Improving anti-tumor activity with polymeric micelles entrapping paclitaxel in pulmonary carcinoma
- Authors
- Gong, C., Xie, Y., Wu, Q., Wang, Y., Deng, S., Xiong, D., Liu, L., Xiang, M., Qian, Z., and Wei, Y.
- ID
- ZDB-PUB-120823-2
- Date
- 2012
- Source
- Nanoscale 4(19): 6004-6017 (Journal)
- Registered Authors
- Keywords
- none
- MeSH Terms
-
- Animals
- Antineoplastic Agents, Phytogenic/administration & dosage*
- Antineoplastic Agents, Phytogenic/pharmacokinetics
- Antineoplastic Agents, Phytogenic/toxicity
- Carcinoma/drug therapy*
- Cell Line, Tumor
- Cell Survival/drug effects
- Disease Models, Animal
- Drug Carriers/chemistry*
- Fluorescein-5-isothiocyanate/chemistry
- Injections, Intravenous
- Injections, Subcutaneous
- Lung Neoplasms/drug therapy*
- Mice
- Mice, Inbred C57BL
- Micelles*
- Paclitaxel/administration & dosage*
- Paclitaxel/pharmacokinetics
- Paclitaxel/toxicity
- Polyesters/chemistry*
- Polyethylene Glycols/chemistry*
- Tissue Distribution
- Zebrafish
- PubMed
- 22910790 Full text @ Nanoscale
Nanoscale polymeric micelles have promising applications as drug delivery systems (DDS). In this work, to improve the anti-tumor activity and eliminate toxicity of the commercial formulation (cremophor EL and ethanol) of paclitaxel (PTX), we developed biodegradable poly(ethylene glycol)-poly(μ-caprolactone) (MPEG-PCL) micelles entrapping PTX by a simple one-step solid dispersion method, which is without any surfactants or additives and is easy to scale up.
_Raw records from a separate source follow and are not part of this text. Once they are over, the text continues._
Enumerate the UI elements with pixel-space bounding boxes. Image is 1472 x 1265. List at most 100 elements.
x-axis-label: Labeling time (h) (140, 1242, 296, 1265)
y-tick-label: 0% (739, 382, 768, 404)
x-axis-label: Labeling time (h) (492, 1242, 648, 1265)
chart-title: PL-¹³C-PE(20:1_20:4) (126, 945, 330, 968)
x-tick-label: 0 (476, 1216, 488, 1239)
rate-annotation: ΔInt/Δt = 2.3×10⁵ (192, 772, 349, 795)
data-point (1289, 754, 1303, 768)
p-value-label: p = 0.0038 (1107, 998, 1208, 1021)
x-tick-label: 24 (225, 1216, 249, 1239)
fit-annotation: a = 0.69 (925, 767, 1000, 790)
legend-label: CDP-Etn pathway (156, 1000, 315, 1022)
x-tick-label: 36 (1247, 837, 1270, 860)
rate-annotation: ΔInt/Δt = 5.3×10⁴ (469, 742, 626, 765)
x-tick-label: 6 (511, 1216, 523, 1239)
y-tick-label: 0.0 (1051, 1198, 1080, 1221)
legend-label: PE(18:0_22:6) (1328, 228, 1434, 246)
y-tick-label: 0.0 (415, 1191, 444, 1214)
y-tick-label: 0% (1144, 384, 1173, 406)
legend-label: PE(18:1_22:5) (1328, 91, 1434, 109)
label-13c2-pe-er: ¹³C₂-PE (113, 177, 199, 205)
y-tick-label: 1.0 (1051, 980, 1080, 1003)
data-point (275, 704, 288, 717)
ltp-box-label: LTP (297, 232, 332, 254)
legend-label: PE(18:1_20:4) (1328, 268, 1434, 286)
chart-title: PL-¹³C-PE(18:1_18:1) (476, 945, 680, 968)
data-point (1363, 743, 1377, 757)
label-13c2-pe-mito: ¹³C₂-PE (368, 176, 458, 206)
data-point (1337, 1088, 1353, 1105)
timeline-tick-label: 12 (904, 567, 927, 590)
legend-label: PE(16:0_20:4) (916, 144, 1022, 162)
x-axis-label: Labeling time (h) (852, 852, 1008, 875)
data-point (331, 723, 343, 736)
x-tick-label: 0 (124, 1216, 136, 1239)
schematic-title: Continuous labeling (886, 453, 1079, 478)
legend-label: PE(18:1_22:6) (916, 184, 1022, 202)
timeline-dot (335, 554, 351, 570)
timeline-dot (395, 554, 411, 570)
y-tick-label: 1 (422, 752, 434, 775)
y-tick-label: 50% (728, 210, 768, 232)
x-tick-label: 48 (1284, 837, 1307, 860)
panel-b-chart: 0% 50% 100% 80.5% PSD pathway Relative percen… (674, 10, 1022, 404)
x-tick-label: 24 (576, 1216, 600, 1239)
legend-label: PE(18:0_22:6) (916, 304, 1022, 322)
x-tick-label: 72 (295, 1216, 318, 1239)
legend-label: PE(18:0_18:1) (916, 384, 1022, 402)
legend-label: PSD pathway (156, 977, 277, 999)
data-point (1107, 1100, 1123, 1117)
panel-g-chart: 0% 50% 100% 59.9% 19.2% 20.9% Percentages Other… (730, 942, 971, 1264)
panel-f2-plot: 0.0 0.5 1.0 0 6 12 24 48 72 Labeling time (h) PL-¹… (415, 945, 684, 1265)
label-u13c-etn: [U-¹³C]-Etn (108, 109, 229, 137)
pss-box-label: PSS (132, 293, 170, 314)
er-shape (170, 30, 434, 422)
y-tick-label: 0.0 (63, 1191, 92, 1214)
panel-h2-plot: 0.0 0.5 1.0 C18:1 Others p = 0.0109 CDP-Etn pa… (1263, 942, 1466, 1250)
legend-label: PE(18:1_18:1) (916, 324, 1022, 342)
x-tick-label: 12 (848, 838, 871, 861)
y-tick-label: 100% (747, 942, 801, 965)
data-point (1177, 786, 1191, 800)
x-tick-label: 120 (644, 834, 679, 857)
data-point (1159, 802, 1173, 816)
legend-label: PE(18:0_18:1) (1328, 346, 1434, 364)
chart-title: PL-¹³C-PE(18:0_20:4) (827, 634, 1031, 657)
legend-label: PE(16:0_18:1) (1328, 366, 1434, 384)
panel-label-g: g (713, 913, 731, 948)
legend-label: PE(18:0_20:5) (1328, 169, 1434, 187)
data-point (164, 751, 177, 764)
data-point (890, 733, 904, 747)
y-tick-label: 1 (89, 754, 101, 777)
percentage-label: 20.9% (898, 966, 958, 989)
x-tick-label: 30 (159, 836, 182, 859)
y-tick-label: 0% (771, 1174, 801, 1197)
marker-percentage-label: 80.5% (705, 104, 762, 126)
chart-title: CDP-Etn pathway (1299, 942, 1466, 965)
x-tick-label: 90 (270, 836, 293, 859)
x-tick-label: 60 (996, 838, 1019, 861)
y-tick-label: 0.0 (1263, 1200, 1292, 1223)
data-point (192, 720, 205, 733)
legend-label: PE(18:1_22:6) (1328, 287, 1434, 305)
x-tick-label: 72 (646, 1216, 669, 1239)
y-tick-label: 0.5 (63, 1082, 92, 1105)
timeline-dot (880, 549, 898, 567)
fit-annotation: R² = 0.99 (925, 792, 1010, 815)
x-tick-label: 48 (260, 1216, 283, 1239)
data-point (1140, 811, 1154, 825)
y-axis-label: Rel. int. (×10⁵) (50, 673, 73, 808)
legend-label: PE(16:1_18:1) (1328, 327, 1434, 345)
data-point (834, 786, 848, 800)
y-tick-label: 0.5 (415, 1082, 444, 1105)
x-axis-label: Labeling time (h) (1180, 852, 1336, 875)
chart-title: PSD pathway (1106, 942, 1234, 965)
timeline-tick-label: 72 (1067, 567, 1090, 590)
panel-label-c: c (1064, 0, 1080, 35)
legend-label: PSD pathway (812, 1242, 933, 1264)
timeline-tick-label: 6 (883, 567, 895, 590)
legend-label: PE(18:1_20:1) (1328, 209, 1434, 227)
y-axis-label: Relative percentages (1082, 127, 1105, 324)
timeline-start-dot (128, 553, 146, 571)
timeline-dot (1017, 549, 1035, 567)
In addition, the PTX micelles could be lyophilized into powder without any adjuvant and the re-dissolved PTX micelles are stable and homogeneous. The prepared PTX micelles have a mean particle size of 38.06 ± 2.30 nm, a polydispersity index of 0.168 ± 0.014, a drug loading of 14.89 ± 0.06% and an encapsulation efficiency of 99.25 ± 0.38%. A molecular modeling study implied that PTX interacted with PCL as a core, which was embraced by PEG as a shell. The encapsulation of PTX in polymeric micelles enhanced its cytotoxicity by increasing the uptake by LL/2 cells. A sustained in vitro release behavior and slow extravasation behavior from blood vessels in a transgenic zebrafish model were observed in the PTX micelles. Furthermore, compared with Taxol®, the PTX micelles were more effective in suppressing tumor growth in the subcutaneous LL/2 tumor model. The PTX micelles also inhibited metastases in the pulmonary metastatic LL/2 tumor model and prolonged survival in both mouse models. Pharmacokinetic and tissue distribution studies showed that after PTX was encapsulated in polymeric micelles, the biodistribution pattern of PTX was altered and the PTX concentration in tumors was increased compared with Taxol® after intravenous injection. In conclusion, we have developed a polymeric micelles entrapping PTX that enhanced cytotoxicity in vitro and improved anti-tumor activity in vivo with low systemic toxicity on pulmonary carcinoma. The biodegradable MPEG-PCL micelles entrapping PTX may have promising applications in pulmonary carcinoma therapy.